La meilleure prévention est d’assurer une alimentation lente, de minimiser le stress, et de réaliser un suivi parasitaire et dentaire régulier.

Prévention
Les coliques sont principalement d’origine alimentaire (conséquences d’un mode de vie moderne, la colique est comme une épée de Damoclès) : pour le propriétaire, c’est donc la première piste de réflexion. Tous les chevaux ne sont pas égaux face aux coliques, certains y seront plus sensibles, tandis que d’autres ne seront jamais concernés.

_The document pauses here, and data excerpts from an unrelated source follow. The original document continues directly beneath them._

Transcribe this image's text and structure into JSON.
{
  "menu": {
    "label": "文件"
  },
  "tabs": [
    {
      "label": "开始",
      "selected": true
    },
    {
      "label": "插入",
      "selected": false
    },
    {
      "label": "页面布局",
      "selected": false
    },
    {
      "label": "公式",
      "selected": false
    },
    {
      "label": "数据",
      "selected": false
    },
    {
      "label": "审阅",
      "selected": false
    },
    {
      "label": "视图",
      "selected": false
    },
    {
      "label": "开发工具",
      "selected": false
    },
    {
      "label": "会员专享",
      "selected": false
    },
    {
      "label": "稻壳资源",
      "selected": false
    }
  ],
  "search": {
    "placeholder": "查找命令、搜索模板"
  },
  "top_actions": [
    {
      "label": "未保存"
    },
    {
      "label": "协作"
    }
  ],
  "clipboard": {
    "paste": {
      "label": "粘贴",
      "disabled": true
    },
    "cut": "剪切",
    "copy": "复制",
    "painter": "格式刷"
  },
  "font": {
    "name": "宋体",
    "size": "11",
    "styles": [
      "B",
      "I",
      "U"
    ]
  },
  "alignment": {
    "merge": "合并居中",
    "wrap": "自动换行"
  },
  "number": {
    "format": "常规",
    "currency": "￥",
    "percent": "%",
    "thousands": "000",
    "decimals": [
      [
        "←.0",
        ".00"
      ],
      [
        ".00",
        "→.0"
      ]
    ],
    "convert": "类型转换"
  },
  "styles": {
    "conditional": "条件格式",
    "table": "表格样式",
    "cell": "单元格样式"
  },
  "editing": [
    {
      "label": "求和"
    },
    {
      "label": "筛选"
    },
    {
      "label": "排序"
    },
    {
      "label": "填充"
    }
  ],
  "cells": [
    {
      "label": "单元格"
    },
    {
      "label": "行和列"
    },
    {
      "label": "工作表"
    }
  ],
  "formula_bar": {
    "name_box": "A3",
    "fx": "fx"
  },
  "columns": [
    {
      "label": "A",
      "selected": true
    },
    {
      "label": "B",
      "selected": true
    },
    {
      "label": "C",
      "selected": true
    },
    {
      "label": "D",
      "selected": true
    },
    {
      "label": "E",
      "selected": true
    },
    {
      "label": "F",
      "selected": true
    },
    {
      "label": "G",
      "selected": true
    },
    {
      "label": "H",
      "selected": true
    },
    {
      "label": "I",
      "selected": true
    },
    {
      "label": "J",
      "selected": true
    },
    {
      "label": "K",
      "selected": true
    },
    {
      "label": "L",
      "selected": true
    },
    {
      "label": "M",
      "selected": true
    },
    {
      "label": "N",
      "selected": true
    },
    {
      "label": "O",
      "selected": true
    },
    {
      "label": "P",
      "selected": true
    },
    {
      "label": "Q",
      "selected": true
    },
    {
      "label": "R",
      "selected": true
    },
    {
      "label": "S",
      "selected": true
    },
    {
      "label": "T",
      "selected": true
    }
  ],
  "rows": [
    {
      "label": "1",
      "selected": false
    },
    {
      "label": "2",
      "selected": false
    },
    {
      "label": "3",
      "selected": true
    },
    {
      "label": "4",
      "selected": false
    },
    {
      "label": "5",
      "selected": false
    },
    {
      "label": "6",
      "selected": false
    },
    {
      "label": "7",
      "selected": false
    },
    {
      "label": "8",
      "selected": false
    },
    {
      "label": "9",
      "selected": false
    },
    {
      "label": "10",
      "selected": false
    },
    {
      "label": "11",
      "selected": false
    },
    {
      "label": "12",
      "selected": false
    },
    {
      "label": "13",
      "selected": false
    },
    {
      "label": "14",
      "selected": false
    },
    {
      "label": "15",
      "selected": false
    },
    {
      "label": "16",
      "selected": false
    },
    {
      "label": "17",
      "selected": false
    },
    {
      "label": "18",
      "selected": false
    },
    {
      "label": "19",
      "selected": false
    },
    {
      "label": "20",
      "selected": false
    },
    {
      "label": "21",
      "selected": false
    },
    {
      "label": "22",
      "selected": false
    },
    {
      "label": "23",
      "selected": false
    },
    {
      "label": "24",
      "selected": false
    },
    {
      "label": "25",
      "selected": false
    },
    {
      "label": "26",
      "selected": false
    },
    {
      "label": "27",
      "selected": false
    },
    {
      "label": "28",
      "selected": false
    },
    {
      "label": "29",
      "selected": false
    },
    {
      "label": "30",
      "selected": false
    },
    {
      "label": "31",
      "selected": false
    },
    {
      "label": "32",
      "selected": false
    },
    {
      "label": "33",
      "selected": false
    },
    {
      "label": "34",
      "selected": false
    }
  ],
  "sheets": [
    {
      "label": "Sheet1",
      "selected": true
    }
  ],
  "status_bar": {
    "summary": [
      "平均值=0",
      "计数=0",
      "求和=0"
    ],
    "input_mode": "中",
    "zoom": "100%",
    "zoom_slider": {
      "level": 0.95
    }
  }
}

Dans le cas de coliques récidivantes, il est essentiel de collaborer avec un vétérinaire. L’automne et l’hiver sont deux saisons propices aux coliques, la vigilance doit donc être doublée durant cette période :

  • réduire la richesse des rations (lors de la mise en box l’hiver, ne pas surcharger les premières rations) et garantir l’accès au fourrage,
  • garantir l’accès à une eau propre et à température ambiante,
  • établir un protocole de vermifugation efficace et personnalisé,
  • soutenir le microbiote intestinal,
  • établir un suivi dentaire et ostéopathique régulier,
  • maintenir un poids optimal,
  • réduire les sources de stress (transport, séparation, etc.) et le séjour en box,
  • réaliser des transitions alimentaires progressives (courts séjours à l’herbe, introduction progressive d’un nouvel aliment…).